Boots through the haze

 

With all my support and condolences to the victims and families affected by the Spanair plane crash, I find that the worst international news of the summer were those coming from South Ossetia; for their long-term implications.

 

As Alan Moir reminds us with a sharp cartoon, the episode  made us quickly forget the naive Olimpic spirit, predominant during the month of August, and confronted us with the bitter feeling that, despite the World’s ongoing progress, International Relations are still a game of big fishes eating smaller ones.

 

 

Bigger, stronger, meaner - Moir/Morning Herald/Sydney, Australia

 

The Stanley Foundation -a US centrist think tank– recently launched a website to raise awareness regarding the new international order: Rising Powers: The New Global Reality. As they explain, its aim is:

 

[…] to discuss several of the countries challenging the global order,

major issues which cut across national boundaries, and how all of this

will impact American lives.

 

The Stanley Foundation examines 16 countries, paying special attention to eight of them (plus the European Union): Brazil, China, South Africa, South Korea, Russia, Japan, Turkey, and India.

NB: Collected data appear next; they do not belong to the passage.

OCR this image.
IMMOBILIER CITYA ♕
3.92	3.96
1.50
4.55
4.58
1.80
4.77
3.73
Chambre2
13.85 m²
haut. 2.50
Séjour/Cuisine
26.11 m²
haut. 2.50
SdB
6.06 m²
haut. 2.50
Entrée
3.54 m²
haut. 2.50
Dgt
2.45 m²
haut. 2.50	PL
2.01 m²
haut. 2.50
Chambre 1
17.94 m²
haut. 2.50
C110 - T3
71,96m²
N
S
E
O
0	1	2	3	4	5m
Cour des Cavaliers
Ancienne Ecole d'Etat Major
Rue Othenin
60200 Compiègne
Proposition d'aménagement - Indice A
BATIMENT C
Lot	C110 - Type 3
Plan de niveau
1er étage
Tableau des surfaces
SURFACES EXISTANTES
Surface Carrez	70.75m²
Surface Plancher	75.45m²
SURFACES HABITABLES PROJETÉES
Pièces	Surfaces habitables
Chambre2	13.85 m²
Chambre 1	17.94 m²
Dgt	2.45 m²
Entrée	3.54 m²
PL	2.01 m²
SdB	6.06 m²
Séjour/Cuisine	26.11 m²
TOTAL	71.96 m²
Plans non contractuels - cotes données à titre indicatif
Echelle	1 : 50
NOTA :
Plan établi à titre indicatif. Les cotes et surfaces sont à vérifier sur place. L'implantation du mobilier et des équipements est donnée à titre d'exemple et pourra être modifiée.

Each state makes a compelling case that old ways of World organization become irrelevant today because of the appearance of new nonstate actors and transborder threats such as nuclear proliferation, energy shortcomings or transnational terrorism.

 

But, as Moisés Naím askes himself in «¿A usted le importa Abjazia?», are transnational threats more dangerous that classic military conflicts? Is the current international society so different to that described by Otto von Bismarck in 19th century? Or are we still playing the same game of chess, with countries competing against each other for territories and resources? Russian attitude seems an example of the last.

 

The invasion of South Ossetia leads us back to old TV war footages as misty as only Caucasus wars (and maybe Balkan’s) can be. Foreign correspondents being violenty rejected at the borders; elders and children flowing out; anguish, women in head scarfs. I do not know what causes the fog, whether it is an effect of the cameras’ lenses or the cameramen’s rush, a condition of the morning light in Eastern countries or a permanent characteristic of the local weather. But it gives an even more pessimistic tone to the reports. Chechnya. Ricardo Ortega. Ethnic cleansing. Combat boots. All of them are memories coming back through Ossetian haze.